Saudi J Kidney Dis Transpl. 2009 Jul;20(4):685-9.
To determine the prevalence and possible risk factors for hypertension and prehypertensive state in Trivandrum City of Kerala (South India) using Joint National Committee (JNC) VII criteria, a team of trained fourth year medical students conducted a 10% random household survey in certain wards of the City. Households were selected using a random start and interval and all the members above the age of 10 years were interviewed using a standard questionnaire. The blood pressure (BP) was measured twice in each participant and the mean value of the two measurements was taken. A total of 482 individuals (212 males and 270 females) were interviewed in the survey. Overall prevalence of hypertension was 47% (n = 226) with equal sex ratio; 109 (21.6%) had stage-I hypertension, 45 (9.34%) had stage-II hypertension and 72 were taking drug treatment. Only 55 (11.4%) individuals had normal BP, while 201 (41.7%) were prehypertensives. Only 81 (16.8%) hypertensive patients were aware of their disease. Among the parameters such as dietary habits, physical activity, educational standards, salt intake, and diabetes mellitus, only high salt diet (P= 0.03) and diabetes mellitus (P= 0.004) had a significant association with hypertensive state. In conclusion, the prevalence of hypertension is high but the awareness is low in our community, and intervention is necessary to impose control measures and to improve awareness.

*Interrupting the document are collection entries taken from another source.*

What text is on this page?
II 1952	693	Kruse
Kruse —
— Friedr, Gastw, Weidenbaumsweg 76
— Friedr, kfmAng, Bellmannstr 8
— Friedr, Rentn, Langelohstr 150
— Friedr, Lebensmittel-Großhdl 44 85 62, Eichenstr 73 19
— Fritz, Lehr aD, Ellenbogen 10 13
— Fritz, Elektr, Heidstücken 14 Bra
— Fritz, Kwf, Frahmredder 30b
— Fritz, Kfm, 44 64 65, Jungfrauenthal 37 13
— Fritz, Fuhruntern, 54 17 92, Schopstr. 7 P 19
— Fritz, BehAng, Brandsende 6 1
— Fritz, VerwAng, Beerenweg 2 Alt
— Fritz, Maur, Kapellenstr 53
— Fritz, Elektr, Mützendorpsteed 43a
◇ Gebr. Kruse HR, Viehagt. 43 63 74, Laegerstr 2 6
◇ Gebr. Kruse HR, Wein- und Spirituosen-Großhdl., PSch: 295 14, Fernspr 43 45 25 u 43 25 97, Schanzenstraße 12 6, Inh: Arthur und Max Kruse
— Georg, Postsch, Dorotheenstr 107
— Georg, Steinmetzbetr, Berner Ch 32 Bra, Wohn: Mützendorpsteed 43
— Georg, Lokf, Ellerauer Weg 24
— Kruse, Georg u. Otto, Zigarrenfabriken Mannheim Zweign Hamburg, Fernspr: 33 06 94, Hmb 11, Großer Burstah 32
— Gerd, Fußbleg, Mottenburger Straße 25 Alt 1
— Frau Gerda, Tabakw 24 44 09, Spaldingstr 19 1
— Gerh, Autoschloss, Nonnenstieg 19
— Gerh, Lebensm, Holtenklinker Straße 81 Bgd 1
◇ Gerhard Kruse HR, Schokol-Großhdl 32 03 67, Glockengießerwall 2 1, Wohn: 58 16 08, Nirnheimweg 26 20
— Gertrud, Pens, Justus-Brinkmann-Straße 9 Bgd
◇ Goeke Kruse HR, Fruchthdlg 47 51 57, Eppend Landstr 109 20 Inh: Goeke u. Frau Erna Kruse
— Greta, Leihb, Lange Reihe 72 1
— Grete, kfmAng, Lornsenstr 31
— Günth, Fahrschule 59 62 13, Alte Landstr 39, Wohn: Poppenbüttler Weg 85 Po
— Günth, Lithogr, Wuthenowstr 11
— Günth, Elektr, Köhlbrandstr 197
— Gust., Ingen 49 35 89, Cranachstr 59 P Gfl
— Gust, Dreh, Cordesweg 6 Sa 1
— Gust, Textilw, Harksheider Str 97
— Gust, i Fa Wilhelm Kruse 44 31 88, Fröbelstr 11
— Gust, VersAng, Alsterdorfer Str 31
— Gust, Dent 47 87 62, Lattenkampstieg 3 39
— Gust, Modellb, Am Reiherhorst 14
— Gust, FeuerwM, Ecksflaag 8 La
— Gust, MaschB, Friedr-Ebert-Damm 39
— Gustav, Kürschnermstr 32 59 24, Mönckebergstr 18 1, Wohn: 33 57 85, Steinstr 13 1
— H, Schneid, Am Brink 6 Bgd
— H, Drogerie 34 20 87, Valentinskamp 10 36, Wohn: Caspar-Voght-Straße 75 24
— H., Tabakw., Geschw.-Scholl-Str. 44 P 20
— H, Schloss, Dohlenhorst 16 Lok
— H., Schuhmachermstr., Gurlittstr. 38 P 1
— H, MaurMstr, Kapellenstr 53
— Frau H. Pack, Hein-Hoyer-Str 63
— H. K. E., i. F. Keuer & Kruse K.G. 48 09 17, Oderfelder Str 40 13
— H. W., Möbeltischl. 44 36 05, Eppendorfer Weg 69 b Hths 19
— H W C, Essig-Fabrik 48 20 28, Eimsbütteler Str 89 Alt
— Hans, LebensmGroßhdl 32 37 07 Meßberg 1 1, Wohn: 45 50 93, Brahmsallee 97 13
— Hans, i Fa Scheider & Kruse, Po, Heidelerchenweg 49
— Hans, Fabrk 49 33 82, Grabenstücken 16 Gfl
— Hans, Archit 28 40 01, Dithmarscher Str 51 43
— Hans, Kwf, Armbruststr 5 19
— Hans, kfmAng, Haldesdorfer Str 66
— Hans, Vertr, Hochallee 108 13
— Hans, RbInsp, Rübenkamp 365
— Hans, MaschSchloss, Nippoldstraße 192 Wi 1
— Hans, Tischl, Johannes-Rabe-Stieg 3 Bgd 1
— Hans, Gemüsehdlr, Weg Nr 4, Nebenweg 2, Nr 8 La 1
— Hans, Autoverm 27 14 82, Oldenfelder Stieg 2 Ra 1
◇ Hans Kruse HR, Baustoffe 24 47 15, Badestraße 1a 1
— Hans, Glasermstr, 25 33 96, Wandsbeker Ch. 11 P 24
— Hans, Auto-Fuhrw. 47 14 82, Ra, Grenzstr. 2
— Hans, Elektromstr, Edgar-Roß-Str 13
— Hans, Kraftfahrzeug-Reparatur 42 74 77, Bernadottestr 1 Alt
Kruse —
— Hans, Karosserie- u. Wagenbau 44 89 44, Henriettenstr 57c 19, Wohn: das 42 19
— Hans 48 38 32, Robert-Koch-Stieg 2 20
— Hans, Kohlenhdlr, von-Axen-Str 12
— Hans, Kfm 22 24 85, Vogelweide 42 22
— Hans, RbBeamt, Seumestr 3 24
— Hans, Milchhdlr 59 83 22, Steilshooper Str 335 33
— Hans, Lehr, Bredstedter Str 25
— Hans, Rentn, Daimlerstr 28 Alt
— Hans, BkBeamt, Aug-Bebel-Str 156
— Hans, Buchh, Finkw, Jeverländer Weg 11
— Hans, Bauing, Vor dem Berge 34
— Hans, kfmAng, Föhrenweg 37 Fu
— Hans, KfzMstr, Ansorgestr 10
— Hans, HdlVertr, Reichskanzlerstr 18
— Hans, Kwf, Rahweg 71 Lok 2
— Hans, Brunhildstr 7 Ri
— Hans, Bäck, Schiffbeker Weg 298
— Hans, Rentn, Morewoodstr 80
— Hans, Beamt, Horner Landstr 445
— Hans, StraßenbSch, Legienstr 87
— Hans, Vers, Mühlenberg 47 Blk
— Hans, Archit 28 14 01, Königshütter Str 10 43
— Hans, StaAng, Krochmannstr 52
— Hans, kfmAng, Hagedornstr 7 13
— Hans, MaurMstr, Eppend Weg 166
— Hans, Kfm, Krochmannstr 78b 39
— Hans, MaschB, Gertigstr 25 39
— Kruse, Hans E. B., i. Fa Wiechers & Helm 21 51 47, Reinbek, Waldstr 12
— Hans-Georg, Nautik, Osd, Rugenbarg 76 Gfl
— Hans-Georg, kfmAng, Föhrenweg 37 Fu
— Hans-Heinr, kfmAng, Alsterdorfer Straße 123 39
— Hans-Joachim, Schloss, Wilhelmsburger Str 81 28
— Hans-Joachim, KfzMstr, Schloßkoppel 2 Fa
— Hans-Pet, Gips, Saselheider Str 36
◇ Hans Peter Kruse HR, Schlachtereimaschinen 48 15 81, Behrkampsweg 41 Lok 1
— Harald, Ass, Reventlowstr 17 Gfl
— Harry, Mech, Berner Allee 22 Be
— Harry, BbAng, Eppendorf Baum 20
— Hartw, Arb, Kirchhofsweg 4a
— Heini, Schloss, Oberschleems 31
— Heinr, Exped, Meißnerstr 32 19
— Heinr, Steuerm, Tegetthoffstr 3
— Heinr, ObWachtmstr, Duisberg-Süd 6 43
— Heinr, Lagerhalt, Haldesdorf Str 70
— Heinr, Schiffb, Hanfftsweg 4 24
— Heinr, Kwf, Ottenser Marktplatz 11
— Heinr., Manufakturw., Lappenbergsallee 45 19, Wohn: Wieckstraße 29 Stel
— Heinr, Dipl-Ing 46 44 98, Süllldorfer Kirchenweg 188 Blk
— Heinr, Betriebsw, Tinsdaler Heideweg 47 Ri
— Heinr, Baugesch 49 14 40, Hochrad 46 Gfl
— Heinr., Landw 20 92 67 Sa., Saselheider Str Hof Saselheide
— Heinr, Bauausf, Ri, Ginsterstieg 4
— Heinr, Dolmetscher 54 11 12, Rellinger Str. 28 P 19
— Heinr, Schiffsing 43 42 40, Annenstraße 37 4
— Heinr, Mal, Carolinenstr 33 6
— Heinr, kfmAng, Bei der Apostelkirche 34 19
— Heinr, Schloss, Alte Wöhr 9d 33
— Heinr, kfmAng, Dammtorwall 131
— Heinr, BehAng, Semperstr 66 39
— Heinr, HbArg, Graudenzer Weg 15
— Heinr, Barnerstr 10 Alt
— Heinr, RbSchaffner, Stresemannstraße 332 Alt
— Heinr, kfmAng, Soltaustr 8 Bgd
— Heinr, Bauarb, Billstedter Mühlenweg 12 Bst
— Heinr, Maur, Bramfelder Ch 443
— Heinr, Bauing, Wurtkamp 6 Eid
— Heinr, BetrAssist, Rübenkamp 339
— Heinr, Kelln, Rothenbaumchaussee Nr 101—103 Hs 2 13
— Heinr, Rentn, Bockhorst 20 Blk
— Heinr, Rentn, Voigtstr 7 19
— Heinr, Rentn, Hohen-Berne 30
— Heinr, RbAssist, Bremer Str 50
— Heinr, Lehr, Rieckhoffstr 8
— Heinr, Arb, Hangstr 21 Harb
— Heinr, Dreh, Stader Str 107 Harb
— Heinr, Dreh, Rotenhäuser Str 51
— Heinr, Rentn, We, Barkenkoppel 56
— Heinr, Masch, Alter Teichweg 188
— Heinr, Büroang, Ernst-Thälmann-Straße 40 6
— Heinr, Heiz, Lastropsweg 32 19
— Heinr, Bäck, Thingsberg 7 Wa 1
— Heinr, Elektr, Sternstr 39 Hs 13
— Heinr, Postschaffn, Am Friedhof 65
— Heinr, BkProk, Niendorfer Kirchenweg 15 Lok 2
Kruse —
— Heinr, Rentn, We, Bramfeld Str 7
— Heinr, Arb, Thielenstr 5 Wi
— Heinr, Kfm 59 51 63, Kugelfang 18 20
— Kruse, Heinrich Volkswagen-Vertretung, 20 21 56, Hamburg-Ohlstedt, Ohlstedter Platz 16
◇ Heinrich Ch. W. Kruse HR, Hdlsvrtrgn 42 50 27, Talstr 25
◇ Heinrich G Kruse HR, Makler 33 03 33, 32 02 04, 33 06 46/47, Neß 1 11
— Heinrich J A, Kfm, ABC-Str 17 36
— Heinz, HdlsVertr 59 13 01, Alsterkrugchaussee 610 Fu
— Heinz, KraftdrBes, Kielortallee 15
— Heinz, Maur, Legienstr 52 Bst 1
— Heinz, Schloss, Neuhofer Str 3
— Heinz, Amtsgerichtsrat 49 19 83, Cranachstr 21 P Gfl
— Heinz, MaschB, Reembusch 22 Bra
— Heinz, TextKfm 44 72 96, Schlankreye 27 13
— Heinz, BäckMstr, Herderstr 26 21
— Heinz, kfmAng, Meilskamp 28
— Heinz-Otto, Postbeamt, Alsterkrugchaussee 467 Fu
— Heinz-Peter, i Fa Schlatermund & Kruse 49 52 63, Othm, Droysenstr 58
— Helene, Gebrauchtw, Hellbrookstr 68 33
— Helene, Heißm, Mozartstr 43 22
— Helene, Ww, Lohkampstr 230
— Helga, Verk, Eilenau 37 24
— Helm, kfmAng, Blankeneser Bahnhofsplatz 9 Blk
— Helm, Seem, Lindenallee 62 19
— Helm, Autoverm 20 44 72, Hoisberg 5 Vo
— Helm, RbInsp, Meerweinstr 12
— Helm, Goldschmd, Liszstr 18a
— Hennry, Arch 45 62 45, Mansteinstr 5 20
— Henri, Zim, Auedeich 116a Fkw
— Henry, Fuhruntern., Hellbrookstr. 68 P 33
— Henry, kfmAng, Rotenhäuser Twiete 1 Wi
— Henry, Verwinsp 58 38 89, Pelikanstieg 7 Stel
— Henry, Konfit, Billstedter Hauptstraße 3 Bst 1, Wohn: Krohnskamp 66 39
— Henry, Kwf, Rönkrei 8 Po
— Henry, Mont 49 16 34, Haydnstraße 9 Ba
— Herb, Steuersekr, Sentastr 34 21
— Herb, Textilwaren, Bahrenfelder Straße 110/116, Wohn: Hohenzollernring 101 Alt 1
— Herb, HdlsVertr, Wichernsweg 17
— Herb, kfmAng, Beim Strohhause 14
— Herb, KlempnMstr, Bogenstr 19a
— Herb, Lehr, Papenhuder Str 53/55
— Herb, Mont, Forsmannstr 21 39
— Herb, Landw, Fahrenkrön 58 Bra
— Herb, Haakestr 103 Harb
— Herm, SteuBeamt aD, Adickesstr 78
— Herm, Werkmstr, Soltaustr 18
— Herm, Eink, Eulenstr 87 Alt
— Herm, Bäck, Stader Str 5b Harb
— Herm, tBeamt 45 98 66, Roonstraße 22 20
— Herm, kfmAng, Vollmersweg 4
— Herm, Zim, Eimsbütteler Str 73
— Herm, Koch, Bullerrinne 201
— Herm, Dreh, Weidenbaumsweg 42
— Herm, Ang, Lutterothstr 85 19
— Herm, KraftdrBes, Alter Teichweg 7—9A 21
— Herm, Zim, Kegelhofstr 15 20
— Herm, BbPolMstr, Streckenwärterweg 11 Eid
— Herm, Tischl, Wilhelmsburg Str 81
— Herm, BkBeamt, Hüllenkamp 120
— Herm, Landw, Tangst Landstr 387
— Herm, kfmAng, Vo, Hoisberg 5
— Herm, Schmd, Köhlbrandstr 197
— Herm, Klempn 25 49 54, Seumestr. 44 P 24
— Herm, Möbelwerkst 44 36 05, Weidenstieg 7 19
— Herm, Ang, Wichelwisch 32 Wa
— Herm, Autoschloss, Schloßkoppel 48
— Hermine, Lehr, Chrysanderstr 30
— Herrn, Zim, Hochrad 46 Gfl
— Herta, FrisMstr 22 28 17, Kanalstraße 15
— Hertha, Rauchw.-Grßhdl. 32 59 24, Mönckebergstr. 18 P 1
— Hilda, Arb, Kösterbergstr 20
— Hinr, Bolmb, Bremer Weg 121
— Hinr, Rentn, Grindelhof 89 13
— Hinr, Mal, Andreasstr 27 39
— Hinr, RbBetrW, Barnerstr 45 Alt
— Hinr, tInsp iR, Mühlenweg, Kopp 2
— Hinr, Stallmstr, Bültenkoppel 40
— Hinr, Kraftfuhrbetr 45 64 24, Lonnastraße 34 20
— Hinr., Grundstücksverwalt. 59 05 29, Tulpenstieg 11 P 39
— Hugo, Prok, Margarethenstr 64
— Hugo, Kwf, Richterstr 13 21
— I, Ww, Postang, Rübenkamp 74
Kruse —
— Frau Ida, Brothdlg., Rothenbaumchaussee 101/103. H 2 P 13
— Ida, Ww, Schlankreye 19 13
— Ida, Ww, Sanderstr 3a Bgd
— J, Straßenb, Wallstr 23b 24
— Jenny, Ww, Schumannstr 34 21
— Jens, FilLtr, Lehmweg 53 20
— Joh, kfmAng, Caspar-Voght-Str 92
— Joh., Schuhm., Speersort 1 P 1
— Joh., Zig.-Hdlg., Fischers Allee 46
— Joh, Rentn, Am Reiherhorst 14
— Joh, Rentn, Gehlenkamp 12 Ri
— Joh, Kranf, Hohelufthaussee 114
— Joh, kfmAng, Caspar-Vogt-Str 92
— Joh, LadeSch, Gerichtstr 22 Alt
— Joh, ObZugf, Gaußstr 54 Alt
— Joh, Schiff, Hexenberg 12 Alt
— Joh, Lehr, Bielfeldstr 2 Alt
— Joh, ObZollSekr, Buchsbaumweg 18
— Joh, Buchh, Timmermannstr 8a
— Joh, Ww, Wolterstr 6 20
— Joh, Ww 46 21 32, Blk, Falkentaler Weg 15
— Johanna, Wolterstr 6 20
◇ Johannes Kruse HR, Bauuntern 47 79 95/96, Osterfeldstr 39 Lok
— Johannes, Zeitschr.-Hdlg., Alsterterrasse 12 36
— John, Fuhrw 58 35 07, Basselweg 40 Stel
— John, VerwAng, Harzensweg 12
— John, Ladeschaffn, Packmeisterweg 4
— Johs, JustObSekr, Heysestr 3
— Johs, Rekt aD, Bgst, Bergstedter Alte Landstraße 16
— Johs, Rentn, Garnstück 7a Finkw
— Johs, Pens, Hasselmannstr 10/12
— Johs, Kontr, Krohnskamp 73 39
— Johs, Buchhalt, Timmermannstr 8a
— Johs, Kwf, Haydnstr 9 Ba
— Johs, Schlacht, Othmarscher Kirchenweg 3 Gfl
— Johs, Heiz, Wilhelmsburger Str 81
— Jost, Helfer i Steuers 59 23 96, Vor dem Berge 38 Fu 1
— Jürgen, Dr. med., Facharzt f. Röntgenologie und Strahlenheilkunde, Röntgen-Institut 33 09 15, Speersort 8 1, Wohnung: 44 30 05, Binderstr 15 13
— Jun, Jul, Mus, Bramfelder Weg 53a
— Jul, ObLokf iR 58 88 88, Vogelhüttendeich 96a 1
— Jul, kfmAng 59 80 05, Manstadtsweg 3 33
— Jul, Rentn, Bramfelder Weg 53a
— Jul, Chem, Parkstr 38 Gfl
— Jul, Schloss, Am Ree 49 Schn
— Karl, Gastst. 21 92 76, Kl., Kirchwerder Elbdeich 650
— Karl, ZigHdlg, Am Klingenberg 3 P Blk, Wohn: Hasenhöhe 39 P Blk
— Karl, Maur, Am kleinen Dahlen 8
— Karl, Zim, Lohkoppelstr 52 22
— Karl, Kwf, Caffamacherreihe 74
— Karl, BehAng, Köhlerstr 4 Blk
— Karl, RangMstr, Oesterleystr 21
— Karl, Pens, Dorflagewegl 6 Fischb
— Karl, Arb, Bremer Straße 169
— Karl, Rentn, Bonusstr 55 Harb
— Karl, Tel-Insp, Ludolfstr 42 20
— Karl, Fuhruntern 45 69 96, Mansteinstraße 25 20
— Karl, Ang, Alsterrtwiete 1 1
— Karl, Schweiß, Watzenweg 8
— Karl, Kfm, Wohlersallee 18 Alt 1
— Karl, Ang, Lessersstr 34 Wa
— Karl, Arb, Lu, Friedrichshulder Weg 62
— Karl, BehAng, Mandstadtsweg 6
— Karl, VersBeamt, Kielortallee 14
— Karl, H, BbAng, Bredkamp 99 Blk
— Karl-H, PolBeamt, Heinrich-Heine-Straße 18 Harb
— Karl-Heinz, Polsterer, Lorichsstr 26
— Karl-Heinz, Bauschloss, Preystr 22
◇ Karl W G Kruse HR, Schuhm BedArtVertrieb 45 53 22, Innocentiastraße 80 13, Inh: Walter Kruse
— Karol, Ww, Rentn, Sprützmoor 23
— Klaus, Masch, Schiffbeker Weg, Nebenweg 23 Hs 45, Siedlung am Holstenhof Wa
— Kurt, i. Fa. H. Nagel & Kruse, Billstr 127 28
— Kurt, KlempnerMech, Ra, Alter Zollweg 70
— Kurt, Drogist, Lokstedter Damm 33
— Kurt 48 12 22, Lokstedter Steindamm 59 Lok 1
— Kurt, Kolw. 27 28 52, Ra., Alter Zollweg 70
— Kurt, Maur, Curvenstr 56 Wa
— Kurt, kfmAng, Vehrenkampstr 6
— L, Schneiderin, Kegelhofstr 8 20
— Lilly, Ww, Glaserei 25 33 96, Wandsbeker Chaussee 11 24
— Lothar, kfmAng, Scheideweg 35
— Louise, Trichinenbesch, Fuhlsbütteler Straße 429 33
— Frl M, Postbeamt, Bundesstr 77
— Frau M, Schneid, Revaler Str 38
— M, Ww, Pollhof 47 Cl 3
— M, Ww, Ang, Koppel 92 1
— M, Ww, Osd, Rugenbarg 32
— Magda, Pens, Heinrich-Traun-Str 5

为使用美国国家联合委员会(JNC)第七版标准确定印度南部喀拉拉邦特里凡得琅市高血压和高血压前期状态的患病率及可能的风险因素,一组经过培训的四年级医学生在该市某些病房进行了10%的随机家庭调查。采用随机起点和间隔选择家庭,对所有10岁以上的成员使用标准问卷进行访谈。每位参与者测量两次血压,取两次测量的平均值。本次调查共访谈了482人(男性212人,女性270人)。高血压的总体患病率为47%(n = 226),男女比例相同;109人(21.6%)患有I期高血压,45人(9.34%)患有II期高血压,72人正在接受药物治疗。只有55人(11.4%)血压正常,而201人(41.7%)为高血压前期。只有81名(16.8%)高血压患者知晓自己的病情。在饮食习惯、体育活动、教育水平、盐摄入量和糖尿病等参数中,只有高盐饮食(P = 0.03)和糖尿病(P = 0.004)与高血压状态有显著关联。总之,我们社区高血压患病率高但知晓率低,有必要进行干预以实施控制措施并提高知晓率。